Безусловно, ни в какую милицию звонить я не стану. Зачем мне (нам!) лишние свидетели...С той злополучной ночи в моих мозгах каким-то неизъяснимым чудесным образом поселилась череда неких чисел - числом семь...
Эти числа, с некоторым сердечным трепетом и вызволил из любезно напрягшейся памяти.
И, прибегнув к помощи допотопного телефонного диска, попытался дозвониться до совершенно неизвестного мне абонента, уведомляя свои адекватно функционирующие (фонтанирующие!) надпочечники, что с чрезмерным выбросом боевого адреналина не стоит спешить.
- Это есть "первосвидетель", - опустив всяческие пожелания здоровья, выпалил сразу же условленную фразу пароля, и, услышав в ответ два условленных слова: "Принято. Прием", - тут же перешел к прозаической информации: - Какие-то подонки насилуют мой дверной звонок! И рядом, в квартире Цимбалюка... Ее тоже ломают! Я не открываю...
- Здравствуйте, первосвидетель. Сколько их? Возраст? Пол?
- Да, простите, здравствуйте! Какой к черту пол! Звонок... Дверь выламывают у Настенки!
- Уточните: звонок или дверь? - бесстрастным маловыразительным баритоном бормотала мембрана. - Подойдите к глазку. Изучите оперативную обстановку. Затем доложите.
Этак меня оконфузить! Откуда эти тайные "помощники" доперли, что их клиент еще не добрался до дверного глазка?
- Понял! Минутку...
Почти шпионским неслышным шагом - а, честнее сказать: малость трусоватым перешагиванием, предварительно, вылезши из разношенных шлепанцев, приблизился к крепостной двери.
Отопрелым ногтем, неслышно приподнял черную пластиковую шторку телескопического подглядывающего устройства. И, придерживая дыхание, приник к хитроумному окуляру, и...
И кроме сплошной чернильной гущины - никаких зрительных впечатлений! Порядочная ночная чернь посреди, так сказать, солнечного полдня...
Впрочем, спокойствие, дядя Володя! Никакой мистики, - эти притаившиеся подонки чем-то непроницаемым заклеили выходной наблюдательный глаз. Обыкновенные профессиональные черти...
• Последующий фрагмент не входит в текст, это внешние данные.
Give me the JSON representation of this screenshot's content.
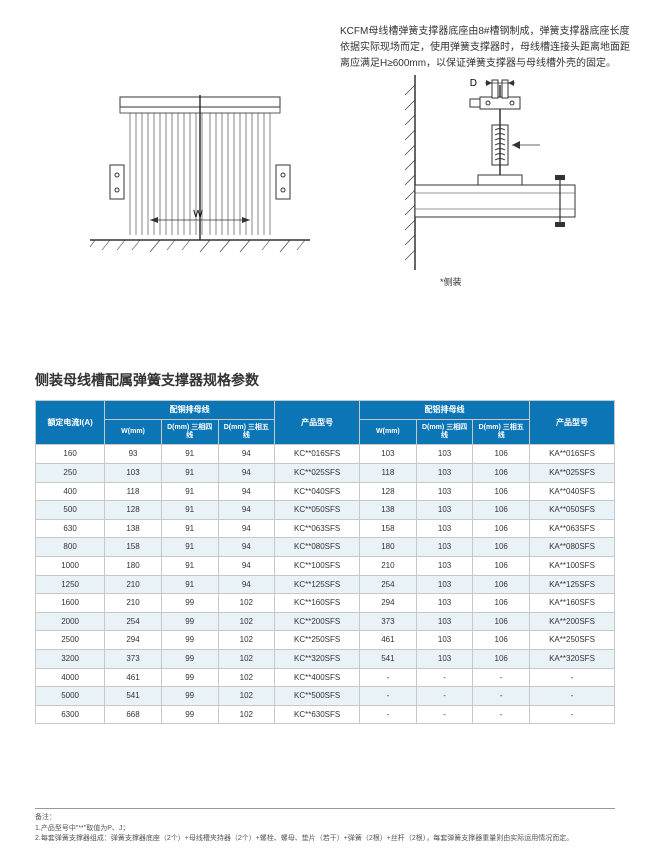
{
  "intro": "KCFM母线槽弹簧支撑器底座由8#槽钢制成，弹簧支撑器底座长度依据实际现场而定，使用弹簧支撑器时，母线槽连接头距离地面距离应满足H≥600mm，以保证弹簧支撑器与母线槽外壳的固定。",
  "diagram": {
    "label_w": "W",
    "label_d": "D",
    "arrow_glyph": "→",
    "caption": "*侧装"
  },
  "section_title": "侧装母线槽配属弹簧支撑器规格参数",
  "colors": {
    "header_bg": "#0b75b5",
    "header_fg": "#ffffff",
    "row_alt": "#e9f2f7",
    "border": "#c8c8c8"
  },
  "table": {
    "headers": {
      "rated_current": "额定电流I(A)",
      "copper": "配铜排母线",
      "aluminum": "配铝排母线",
      "model": "产品型号",
      "w": "W(mm)",
      "d4": "D(mm)\n三相四线",
      "d5": "D(mm)\n三相五线"
    },
    "rows": [
      {
        "i": "160",
        "cw": "93",
        "cd4": "91",
        "cd5": "94",
        "cm": "KC**016SFS",
        "aw": "103",
        "ad4": "103",
        "ad5": "106",
        "am": "KA**016SFS"
      },
      {
        "i": "250",
        "cw": "103",
        "cd4": "91",
        "cd5": "94",
        "cm": "KC**025SFS",
        "aw": "118",
        "ad4": "103",
        "ad5": "106",
        "am": "KA**025SFS"
      },
      {
        "i": "400",
        "cw": "118",
        "cd4": "91",
        "cd5": "94",
        "cm": "KC**040SFS",
        "aw": "128",
        "ad4": "103",
        "ad5": "106",
        "am": "KA**040SFS"
      },
      {
        "i": "500",
        "cw": "128",
        "cd4": "91",
        "cd5": "94",
        "cm": "KC**050SFS",
        "aw": "138",
        "ad4": "103",
        "ad5": "106",
        "am": "KA**050SFS"
      },
      {
        "i": "630",
        "cw": "138",
        "cd4": "91",
        "cd5": "94",
        "cm": "KC**063SFS",
        "aw": "158",
        "ad4": "103",
        "ad5": "106",
        "am": "KA**063SFS"
      },
      {
        "i": "800",
        "cw": "158",
        "cd4": "91",
        "cd5": "94",
        "cm": "KC**080SFS",
        "aw": "180",
        "ad4": "103",
        "ad5": "106",
        "am": "KA**080SFS"
      },
      {
        "i": "1000",
        "cw": "180",
        "cd4": "91",
        "cd5": "94",
        "cm": "KC**100SFS",
        "aw": "210",
        "ad4": "103",
        "ad5": "106",
        "am": "KA**100SFS"
      },
      {
        "i": "1250",
        "cw": "210",
        "cd4": "91",
        "cd5": "94",
        "cm": "KC**125SFS",
        "aw": "254",
        "ad4": "103",
        "ad5": "106",
        "am": "KA**125SFS"
      },
      {
        "i": "1600",
        "cw": "210",
        "cd4": "99",
        "cd5": "102",
        "cm": "KC**160SFS",
        "aw": "294",
        "ad4": "103",
        "ad5": "106",
        "am": "KA**160SFS"
      },
      {
        "i": "2000",
        "cw": "254",
        "cd4": "99",
        "cd5": "102",
        "cm": "KC**200SFS",
        "aw": "373",
        "ad4": "103",
        "ad5": "106",
        "am": "KA**200SFS"
      },
      {
        "i": "2500",
        "cw": "294",
        "cd4": "99",
        "cd5": "102",
        "cm": "KC**250SFS",
        "aw": "461",
        "ad4": "103",
        "ad5": "106",
        "am": "KA**250SFS"
      },
      {
        "i": "3200",
        "cw": "373",
        "cd4": "99",
        "cd5": "102",
        "cm": "KC**320SFS",
        "aw": "541",
        "ad4": "103",
        "ad5": "106",
        "am": "KA**320SFS"
      },
      {
        "i": "4000",
        "cw": "461",
        "cd4": "99",
        "cd5": "102",
        "cm": "KC**400SFS",
        "aw": "-",
        "ad4": "-",
        "ad5": "-",
        "am": "-"
      },
      {
        "i": "5000",
        "cw": "541",
        "cd4": "99",
        "cd5": "102",
        "cm": "KC**500SFS",
        "aw": "-",
        "ad4": "-",
        "ad5": "-",
        "am": "-"
      },
      {
        "i": "6300",
        "cw": "668",
        "cd4": "99",
        "cd5": "102",
        "cm": "KC**630SFS",
        "aw": "-",
        "ad4": "-",
        "ad5": "-",
        "am": "-"
      }
    ]
  },
  "notes": {
    "title": "备注：",
    "line1": "1.产品型号中\"**\"取值为P、J；",
    "line2": "2.每套弹簧支撑器组成：弹簧支撑器底座（2个）+母线槽夹持器（2个）+螺栓、螺母、垫片（若干）+弹簧（2根）+丝杆（2根），每套弹簧支撑器重量则由实际运用情况而定。"
  }
}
- Вован, а Вован! А ты че притих там, а? - донесся до моего настороженного уха знакомо чарующий дребезжащий говорок. - Ты, мышь серая, ты че, падла, замуровался? А?! А бабахнем твою сраную чугунную калитку, а? Или сам сдашься, а? Мумло мумучее!
Отвечать на подобные неинтеллигентные вопросы без команды свыше...
И, поэтому тем же хладнокровно неслышным манером, возвратился в комнату, и, прижимая впритык к губам терпеливо ожидающую трубку, соорудив из слегка завлажневшей щепоти конфиденциальный рупор, зашептал:
- Глазок заклеен снаружи. Видимо жевательной резинкой. Один из них он психопат и коротышка, - звал меня. Требовал открыть. Иначе...Эти подонки знают - я дома!